И тем не менее бабуля до сих пор предпочитала придерживаться того же образа жизни, к которому привыкла еще при жизни папочки. К примеру, на праздничный обед в честь дня рождения Джудит она пригласила всех своих пятерых детей с их супругами, всех без исключения внуков и даже многочисленных правнуков. Соответственно, приглашенных оказалось двадцать человек, в результате чего ее крохотная квартирка запросто сошла бы за универмаг во время сезонной распродажи — учитывая количество статуэток из китайского фарфора, каждая из которых имела собственную историю.

Ее дети, внуки и правнуки, отнеслись к ситуации с пониманием — впрочем, как и всегда — и по давно сложившейся привычке предприняли некоторые действия за ее спиной. Джудит, мать Тесс, обзвонила всех своих четверых братьев, и они, как обычно, стали тянуть жребий. Проигравший обязан был явиться на обед, остальные же, придумав благовидный предлог, получили шанс избежать участия в данном мероприятии. Насколько помнила Тесс, тогда даже ее собственному отцу удалось сорваться с крючка, мотивировав свой отказ явиться на обед кучей дел, скопившихся на работе. На ее памяти никогда еще Вайнштейны и Монаганы так единодушно не приходили к согласию ни по одному вопросу. В результате круг гостей сузился до самой бабули, дядюшки Джулса и тети Сильвии, их дочери Деборы, зятя Аарона, дяди Дональда, дяди Спайка, Тесс и, естественно, самой новорожденной, Джудит, которая все это и придумала.

— А где же остальные? — осведомилась бабуля, глядя, как Джудит, нарезав праздничный пирог, оделяет им гостей.

— Все заняты, — объяснила та. — В наши дни у людей столько дел, знаешь ли.

— Ну, Исаак и Натан вечно крутились как белки в колесе. Именно поэтому они и добились успеха в жизни. Но твой муж вполне мог бы прийти — уж ему-то следовало быть здесь! Или у Монаганов не принято праздновать дни рождения? Одному богу известно, что они празднуют! Наверное, все остальное.

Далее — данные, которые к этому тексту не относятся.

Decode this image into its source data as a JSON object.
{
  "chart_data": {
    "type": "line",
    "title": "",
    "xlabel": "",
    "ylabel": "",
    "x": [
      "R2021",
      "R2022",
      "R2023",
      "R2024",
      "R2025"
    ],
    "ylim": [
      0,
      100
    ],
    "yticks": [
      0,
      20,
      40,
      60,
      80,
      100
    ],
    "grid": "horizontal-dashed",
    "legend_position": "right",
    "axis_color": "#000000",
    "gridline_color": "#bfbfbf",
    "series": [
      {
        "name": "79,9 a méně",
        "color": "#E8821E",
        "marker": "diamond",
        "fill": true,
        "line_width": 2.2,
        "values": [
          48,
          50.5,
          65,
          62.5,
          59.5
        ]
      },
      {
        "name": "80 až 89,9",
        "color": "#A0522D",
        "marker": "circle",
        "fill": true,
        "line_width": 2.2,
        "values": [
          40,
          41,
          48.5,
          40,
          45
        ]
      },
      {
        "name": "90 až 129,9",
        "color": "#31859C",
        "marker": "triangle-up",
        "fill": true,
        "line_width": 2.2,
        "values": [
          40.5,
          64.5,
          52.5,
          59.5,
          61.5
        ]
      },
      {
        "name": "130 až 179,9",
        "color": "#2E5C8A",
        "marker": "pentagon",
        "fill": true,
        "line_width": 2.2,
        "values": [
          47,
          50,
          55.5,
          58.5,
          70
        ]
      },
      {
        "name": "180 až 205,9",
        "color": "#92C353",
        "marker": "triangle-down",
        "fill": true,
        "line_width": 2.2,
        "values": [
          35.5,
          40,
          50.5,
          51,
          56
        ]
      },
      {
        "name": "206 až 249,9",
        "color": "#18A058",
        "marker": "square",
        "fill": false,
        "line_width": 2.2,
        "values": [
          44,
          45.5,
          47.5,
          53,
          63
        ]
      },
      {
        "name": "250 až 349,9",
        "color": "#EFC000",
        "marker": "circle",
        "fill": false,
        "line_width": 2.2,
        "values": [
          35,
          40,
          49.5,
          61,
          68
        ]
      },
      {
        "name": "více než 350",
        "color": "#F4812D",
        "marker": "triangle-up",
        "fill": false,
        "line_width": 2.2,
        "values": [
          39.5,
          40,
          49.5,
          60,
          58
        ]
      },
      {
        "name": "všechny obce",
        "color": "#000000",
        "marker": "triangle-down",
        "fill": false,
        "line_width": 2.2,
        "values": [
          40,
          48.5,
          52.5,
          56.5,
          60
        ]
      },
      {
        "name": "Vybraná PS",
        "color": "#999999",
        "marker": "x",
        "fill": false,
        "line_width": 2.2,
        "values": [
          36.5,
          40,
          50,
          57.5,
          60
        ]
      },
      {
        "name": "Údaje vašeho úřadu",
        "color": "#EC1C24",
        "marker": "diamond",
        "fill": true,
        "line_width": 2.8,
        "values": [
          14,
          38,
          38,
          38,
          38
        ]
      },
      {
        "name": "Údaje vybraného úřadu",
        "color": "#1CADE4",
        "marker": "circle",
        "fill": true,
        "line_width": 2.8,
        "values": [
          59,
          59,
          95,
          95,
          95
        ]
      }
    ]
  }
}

— Патрик пообещал свозить меня в ресторан в выходные, — возразила Джудит, отломив пальцами громадный кусок пирога и отправив его в рот. «А вот меня бы убили, если бы я так сделала!» — с завистью подумала Тесс. — Он уже заказал отдельный кабинет! — похвасталась Джудит.

— Отдельный кабинет? Муж ведет тебя в отдельный кабинет, чтобы отпраздновать твое пятидесятилетие?!

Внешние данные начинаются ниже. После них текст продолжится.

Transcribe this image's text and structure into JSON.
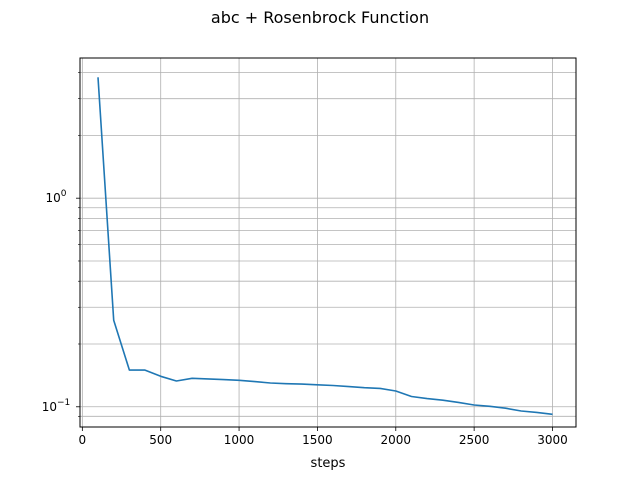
{
  "chart_data": {
    "type": "line",
    "title": "abc + Rosenbrock Function",
    "xlabel": "steps",
    "ylabel": "",
    "yscale": "log",
    "xlim": [
      -15,
      3150
    ],
    "ylim": [
      0.08,
      4.7
    ],
    "grid": true,
    "grid_minor_y": true,
    "line_color": "#1f77b4",
    "x_ticks": [
      0,
      500,
      1000,
      1500,
      2000,
      2500,
      3000
    ],
    "x_tick_labels": [
      "0",
      "500",
      "1000",
      "1500",
      "2000",
      "2500",
      "3000"
    ],
    "y_ticks": [
      {
        "value": 1,
        "base": "10",
        "exp": "0"
      },
      {
        "value": 0.1,
        "base": "10",
        "exp": "−1"
      }
    ],
    "series": [
      {
        "x": [
          100,
          200,
          300,
          400,
          500,
          600,
          700,
          800,
          900,
          1000,
          1100,
          1200,
          1300,
          1400,
          1500,
          1600,
          1700,
          1800,
          1900,
          2000,
          2100,
          2200,
          2300,
          2400,
          2500,
          2600,
          2700,
          2800,
          2900,
          3000
        ],
        "values": [
          3.8,
          0.26,
          0.15,
          0.15,
          0.14,
          0.133,
          0.137,
          0.136,
          0.135,
          0.134,
          0.132,
          0.13,
          0.129,
          0.1285,
          0.1275,
          0.1265,
          0.125,
          0.1235,
          0.1225,
          0.119,
          0.112,
          0.1095,
          0.1075,
          0.105,
          0.102,
          0.1005,
          0.0985,
          0.0955,
          0.094,
          0.092
        ]
      }
    ]
  }
}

— Это ресторан в пятизвездочном отеле, бабуля, — миролюбиво пояснила Тесс, убедившись, что у матери рот набит пирогом.

— Очень экстравагантно. В наши годы ничего подобного не было. И очень хорошо. Нет, ну почему некоторые люди не могут оставить все как есть, просто не понимаю?

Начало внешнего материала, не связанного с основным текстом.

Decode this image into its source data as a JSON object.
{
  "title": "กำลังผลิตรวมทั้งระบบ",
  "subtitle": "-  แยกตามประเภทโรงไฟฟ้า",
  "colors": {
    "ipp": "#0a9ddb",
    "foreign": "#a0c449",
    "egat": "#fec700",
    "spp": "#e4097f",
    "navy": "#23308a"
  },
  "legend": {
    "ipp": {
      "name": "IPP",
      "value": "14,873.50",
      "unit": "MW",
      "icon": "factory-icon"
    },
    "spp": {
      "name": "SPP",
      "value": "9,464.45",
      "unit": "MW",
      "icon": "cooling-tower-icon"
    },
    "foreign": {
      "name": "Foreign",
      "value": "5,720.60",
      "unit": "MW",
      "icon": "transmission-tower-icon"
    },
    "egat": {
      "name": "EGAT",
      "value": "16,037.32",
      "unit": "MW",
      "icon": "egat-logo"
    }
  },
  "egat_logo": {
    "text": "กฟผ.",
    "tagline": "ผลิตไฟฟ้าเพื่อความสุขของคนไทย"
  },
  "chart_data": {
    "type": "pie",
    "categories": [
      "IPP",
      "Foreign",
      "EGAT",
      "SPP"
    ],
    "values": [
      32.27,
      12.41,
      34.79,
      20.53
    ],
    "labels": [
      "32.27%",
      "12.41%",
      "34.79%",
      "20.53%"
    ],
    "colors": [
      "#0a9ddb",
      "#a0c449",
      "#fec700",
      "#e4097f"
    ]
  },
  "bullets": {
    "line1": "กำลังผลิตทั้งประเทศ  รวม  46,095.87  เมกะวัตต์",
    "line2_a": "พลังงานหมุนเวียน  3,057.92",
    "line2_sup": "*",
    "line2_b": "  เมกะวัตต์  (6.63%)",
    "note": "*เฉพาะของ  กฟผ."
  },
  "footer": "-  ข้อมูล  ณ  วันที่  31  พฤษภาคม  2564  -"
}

А вот Тесс понимала. И дело было даже не в том, что ей жалко было дом, который они потеряли, хотя там так здорово было собираться всей семьей. В огромном особняке на холме Гвиннз-Фаллз замечательно было играть во всякие игры, там было столько разных потайных мест вроде старого кухонного лифта или всеми давно забытого винного погреба, где так чудесно было прятаться. Нет, дом тут был ни при чем — просто после смерти папочки что-то вдруг разом изменилось в их семье, исчез тот необъяснимый дух семейственности, который раньше всегда присутствовал на подобных сборищах. По горло заваленный работой и делами, он тем не менее ухитрялся щедро оделять их всех своей любовью, бурным потоком изливая ее на всех своих чад и домочадцев, и они нежились в ее лучах, сами того не замечая. А бабуля, вопреки сложившемуся стереотипу еврейских и других бабушек, готовила какие-то совершенно несъедобные блюда и вечно ворчала по всякому поводу. Особенно это касалось тех случаев, когда кто-то, по ее мнению, уделял недостаточно внимания ее стряпне — тогда она была смертельно оскорблена.

Вот и сейчас…

— Тесс, почему это ты не ешь пирог? — грозно осведомилась бабуля, глядя, как внучка разломила свой кусок пополам, потом еще пополам и так далее. Тесс была неприхотлива в еде, и мало что могло заставить ее отказаться от пирога, но на этот раз бабуля превзошла самое себя, вывалив поверх совершенно сырого теста содержимое упаковки с консервированными ананасами, которую даже не удосужилась разморозить.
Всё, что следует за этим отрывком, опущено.